Carmakers urged to curb web apps and electronic gadgets
U.S. government pushes for voluntary limits on car touch screens
DETROIT — The U.S. government is asking automakers to put stronger limits on drivers’ interaction with in-car touch screens in an effort to curb distracted driving.
Traffic safety regulators unveiled guidelines Tuesday that would restrict the amount of time it takes to perform both simple and complex functions on a car’s entertainment and navigation systems.
Regulators also want to ban manual text entry and display of websites, social media, books and other text distractions while the car is moving.
Distracted driving is irresponsible and can have “devastating consequences,” said Transportation Secretary Ray LaHood, who announced the guidelines along with National Highway Traffic Safety Administrator David Strickland.
More than 3,000 people were killed and more than 387,000 were injured in crashes that involved distracted driving in 2011, LaHood said Tuesday.
The guidelines are voluntary and will be phased in over three years, with the possibility of incentives being given to automakers to comply.
But Clarence Ditlow, executive director of the Center for Auto Safety, a frequent NHTSA and auto industry critic, said the guidelines will do little to halt distracted driving.
“We’ve tried voluntary,” Ditlow said. “Voluntary doesn’t work.”

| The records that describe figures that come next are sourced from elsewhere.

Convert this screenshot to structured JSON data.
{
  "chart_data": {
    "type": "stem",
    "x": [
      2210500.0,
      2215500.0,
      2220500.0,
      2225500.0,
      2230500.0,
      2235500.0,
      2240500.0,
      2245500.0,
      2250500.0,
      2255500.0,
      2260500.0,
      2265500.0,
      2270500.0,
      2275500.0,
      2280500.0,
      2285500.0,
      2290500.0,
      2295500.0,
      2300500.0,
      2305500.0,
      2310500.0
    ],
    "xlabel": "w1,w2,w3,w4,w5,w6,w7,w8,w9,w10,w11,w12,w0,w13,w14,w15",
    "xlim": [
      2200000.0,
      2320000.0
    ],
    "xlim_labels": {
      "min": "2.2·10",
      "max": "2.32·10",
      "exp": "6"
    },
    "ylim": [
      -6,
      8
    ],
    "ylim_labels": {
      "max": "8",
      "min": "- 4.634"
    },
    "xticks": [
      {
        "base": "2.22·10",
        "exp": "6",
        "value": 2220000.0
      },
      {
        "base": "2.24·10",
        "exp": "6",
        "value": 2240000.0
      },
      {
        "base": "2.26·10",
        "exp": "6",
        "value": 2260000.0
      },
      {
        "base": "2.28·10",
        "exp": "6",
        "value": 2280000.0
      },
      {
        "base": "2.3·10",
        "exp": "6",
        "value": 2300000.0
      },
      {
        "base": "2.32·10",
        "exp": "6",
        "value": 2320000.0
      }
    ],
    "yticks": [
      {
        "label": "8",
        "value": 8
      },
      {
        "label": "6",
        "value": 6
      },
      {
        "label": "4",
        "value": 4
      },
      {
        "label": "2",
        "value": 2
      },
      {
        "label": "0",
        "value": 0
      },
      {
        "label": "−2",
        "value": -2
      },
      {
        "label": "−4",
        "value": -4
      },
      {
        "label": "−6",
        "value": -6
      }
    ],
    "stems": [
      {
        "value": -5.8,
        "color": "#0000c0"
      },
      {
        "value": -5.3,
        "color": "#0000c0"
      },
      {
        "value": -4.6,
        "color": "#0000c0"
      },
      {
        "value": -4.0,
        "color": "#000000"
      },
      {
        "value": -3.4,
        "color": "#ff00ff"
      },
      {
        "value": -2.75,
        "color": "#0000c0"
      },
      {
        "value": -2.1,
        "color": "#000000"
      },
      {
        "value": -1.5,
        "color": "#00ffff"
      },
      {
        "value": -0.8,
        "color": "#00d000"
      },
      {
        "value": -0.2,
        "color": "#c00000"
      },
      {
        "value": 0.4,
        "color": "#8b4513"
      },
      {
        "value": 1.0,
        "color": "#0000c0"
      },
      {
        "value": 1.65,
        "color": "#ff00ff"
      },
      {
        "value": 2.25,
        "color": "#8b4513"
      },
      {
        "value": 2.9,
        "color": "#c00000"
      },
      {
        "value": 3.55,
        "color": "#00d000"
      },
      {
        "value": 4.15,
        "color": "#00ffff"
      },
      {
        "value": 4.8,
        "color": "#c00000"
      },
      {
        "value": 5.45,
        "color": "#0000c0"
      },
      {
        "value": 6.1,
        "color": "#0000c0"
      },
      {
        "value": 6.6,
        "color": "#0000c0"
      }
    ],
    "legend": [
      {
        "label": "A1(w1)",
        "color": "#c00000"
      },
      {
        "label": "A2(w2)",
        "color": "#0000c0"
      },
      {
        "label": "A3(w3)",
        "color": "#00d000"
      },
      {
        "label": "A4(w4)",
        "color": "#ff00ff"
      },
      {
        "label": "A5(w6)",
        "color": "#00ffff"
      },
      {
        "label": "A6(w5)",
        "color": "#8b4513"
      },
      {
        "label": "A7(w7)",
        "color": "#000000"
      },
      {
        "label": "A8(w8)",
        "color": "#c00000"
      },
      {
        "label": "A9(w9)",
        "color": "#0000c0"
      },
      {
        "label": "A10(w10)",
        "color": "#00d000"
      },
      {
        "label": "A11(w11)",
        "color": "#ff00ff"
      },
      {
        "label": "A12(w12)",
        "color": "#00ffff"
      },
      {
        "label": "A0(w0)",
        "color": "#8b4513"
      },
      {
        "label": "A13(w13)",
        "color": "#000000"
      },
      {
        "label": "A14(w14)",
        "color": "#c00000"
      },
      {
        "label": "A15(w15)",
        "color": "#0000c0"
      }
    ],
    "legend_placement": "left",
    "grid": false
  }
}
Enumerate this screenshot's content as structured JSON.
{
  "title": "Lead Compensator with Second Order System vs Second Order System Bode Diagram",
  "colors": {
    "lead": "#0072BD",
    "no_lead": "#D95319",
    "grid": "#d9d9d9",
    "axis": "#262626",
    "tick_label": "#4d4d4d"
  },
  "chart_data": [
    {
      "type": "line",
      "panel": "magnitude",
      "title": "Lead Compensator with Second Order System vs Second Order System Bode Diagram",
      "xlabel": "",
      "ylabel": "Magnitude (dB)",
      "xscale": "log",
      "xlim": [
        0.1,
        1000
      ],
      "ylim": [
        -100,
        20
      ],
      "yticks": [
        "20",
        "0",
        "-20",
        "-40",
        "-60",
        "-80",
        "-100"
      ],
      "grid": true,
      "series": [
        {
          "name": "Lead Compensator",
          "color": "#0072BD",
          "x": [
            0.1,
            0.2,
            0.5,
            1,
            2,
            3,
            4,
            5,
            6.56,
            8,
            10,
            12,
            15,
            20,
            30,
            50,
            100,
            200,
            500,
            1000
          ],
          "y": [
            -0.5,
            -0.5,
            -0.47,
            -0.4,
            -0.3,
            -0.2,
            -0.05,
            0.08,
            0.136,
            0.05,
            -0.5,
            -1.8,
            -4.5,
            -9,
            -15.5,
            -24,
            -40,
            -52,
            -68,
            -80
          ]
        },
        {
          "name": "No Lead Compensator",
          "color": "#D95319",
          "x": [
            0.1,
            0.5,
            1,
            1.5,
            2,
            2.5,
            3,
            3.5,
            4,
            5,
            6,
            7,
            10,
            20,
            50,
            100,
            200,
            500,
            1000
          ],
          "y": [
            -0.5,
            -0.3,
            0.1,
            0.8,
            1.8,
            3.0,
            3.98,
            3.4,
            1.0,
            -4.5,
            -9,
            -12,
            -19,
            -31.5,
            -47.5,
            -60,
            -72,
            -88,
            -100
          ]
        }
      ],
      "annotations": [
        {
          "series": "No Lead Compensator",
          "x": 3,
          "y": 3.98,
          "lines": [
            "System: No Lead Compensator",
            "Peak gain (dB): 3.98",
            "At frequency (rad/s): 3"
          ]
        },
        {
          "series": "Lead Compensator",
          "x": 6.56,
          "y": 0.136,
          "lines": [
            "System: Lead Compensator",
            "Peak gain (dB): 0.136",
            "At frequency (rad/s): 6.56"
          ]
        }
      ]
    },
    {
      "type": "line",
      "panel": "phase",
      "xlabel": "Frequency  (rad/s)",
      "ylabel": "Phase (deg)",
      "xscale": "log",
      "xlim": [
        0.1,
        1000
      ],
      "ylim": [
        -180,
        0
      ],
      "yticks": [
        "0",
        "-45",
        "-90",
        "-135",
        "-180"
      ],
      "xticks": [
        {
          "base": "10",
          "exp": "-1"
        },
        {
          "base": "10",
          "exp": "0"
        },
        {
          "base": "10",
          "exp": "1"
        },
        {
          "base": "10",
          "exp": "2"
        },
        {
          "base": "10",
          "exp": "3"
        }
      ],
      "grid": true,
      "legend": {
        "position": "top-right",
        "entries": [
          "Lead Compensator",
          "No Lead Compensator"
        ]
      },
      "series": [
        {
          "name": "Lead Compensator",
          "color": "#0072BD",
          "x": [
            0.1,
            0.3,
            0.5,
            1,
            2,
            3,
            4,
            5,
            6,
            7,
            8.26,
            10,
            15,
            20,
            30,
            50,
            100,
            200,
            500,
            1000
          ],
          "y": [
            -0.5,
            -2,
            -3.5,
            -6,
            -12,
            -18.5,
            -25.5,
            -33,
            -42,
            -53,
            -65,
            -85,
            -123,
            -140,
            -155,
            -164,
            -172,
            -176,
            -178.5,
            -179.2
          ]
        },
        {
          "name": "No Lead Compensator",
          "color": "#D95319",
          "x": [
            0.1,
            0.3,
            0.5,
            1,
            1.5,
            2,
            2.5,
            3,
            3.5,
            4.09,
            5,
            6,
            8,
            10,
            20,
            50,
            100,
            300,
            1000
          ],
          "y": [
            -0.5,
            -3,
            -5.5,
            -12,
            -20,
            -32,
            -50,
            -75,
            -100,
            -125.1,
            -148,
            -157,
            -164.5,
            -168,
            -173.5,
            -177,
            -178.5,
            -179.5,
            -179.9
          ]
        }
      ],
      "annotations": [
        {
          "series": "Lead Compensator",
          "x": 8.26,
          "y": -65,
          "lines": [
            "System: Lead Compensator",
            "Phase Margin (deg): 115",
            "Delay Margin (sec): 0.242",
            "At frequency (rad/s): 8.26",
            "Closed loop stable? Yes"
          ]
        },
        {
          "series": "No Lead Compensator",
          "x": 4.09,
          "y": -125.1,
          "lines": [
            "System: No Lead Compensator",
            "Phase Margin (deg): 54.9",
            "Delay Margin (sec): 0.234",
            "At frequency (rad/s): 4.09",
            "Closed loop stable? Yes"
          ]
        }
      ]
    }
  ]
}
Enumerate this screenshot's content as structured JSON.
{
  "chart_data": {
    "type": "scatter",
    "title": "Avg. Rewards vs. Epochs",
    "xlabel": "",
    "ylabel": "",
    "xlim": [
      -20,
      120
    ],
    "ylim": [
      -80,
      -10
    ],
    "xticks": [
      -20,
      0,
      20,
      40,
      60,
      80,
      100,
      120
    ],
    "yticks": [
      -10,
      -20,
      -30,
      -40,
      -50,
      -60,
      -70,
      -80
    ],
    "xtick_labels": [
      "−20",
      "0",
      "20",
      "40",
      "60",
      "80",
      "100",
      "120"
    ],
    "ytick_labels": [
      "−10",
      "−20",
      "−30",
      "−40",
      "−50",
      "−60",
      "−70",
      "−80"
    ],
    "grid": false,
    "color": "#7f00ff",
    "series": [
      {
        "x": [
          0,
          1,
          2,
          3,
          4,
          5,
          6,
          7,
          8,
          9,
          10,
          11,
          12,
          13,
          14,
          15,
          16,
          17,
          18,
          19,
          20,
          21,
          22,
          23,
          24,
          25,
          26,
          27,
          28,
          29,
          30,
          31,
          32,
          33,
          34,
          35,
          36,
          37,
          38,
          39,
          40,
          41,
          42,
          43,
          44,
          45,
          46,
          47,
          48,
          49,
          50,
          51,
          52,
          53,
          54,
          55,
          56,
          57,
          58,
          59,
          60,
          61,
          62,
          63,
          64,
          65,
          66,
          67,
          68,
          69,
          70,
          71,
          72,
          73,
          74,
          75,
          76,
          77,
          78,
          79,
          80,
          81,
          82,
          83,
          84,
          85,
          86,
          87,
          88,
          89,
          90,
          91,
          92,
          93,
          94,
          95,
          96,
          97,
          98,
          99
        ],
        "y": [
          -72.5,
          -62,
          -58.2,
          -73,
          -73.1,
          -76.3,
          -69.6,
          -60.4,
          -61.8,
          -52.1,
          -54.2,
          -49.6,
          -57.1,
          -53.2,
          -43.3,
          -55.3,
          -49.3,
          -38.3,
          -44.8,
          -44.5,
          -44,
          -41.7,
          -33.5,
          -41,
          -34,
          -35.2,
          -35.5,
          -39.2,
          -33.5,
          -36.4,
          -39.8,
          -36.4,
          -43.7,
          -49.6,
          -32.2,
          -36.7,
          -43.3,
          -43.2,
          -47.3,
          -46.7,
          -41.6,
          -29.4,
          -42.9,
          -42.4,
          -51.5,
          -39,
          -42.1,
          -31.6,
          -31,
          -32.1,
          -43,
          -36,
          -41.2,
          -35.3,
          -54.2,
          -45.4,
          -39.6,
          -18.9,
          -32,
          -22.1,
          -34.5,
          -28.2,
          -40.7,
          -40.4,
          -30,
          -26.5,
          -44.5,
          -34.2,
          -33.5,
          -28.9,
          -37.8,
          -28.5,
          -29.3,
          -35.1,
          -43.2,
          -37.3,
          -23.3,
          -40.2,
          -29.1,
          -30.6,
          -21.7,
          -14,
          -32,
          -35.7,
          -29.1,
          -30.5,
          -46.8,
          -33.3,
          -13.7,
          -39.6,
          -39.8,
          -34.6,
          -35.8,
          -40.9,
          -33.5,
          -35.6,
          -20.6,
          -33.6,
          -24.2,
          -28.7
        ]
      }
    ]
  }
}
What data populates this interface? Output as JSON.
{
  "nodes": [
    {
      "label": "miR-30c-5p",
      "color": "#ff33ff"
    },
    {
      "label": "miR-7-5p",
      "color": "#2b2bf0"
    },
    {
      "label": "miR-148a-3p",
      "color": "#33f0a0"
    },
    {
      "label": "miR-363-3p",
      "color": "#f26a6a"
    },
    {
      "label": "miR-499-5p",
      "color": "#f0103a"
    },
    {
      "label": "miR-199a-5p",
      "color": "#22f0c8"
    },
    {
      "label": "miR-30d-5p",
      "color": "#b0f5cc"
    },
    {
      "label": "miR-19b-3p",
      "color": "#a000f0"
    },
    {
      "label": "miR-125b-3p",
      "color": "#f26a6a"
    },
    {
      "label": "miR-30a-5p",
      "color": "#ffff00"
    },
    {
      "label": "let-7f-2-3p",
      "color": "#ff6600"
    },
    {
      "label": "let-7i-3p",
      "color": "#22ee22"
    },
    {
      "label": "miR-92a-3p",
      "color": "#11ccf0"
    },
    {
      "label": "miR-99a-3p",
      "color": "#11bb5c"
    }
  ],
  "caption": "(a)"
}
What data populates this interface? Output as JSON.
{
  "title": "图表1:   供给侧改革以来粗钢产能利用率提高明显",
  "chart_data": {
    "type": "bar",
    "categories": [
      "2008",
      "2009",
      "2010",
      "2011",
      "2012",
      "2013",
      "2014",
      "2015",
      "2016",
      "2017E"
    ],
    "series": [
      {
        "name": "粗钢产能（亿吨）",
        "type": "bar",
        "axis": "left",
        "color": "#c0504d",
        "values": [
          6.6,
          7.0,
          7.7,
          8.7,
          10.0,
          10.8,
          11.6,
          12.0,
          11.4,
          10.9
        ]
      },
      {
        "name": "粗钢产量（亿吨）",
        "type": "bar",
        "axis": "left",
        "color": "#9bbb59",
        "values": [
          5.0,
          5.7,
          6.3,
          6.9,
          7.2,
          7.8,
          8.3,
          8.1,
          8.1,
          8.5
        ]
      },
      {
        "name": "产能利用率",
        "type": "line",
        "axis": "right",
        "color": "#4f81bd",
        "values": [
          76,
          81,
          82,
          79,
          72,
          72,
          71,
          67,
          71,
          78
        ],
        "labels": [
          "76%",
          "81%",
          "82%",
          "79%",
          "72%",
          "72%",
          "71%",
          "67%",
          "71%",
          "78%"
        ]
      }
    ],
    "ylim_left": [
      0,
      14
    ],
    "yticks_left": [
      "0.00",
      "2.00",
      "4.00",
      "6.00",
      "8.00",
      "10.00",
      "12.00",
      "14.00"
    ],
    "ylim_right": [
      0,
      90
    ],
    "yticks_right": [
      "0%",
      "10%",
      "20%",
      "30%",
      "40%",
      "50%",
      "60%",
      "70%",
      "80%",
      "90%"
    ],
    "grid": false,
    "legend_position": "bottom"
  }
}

NHTSA based the new guidelines on a study it conducted on distracted driving. The results showed that tasks requiring drivers to look at touch screens or hand-held devices increase the risk of getting into a crash by three times. Texting, web browsing and dialing a phone were the tasks that kept drivers’ eyes off the road the longest.
However, the study did not find an increased risk of a crash from just talking on a cellphone.
The new guidelines limit simple tasks to two seconds. They also restrict the time allowed for complex tasks to 12 seconds, but do not limit the number of times a driver can touch a screen.
The auto industry’s current guidelines, which are a decade old, allow drivers to read text and perform other more complex tasks while cars are moving at less than 5 mph.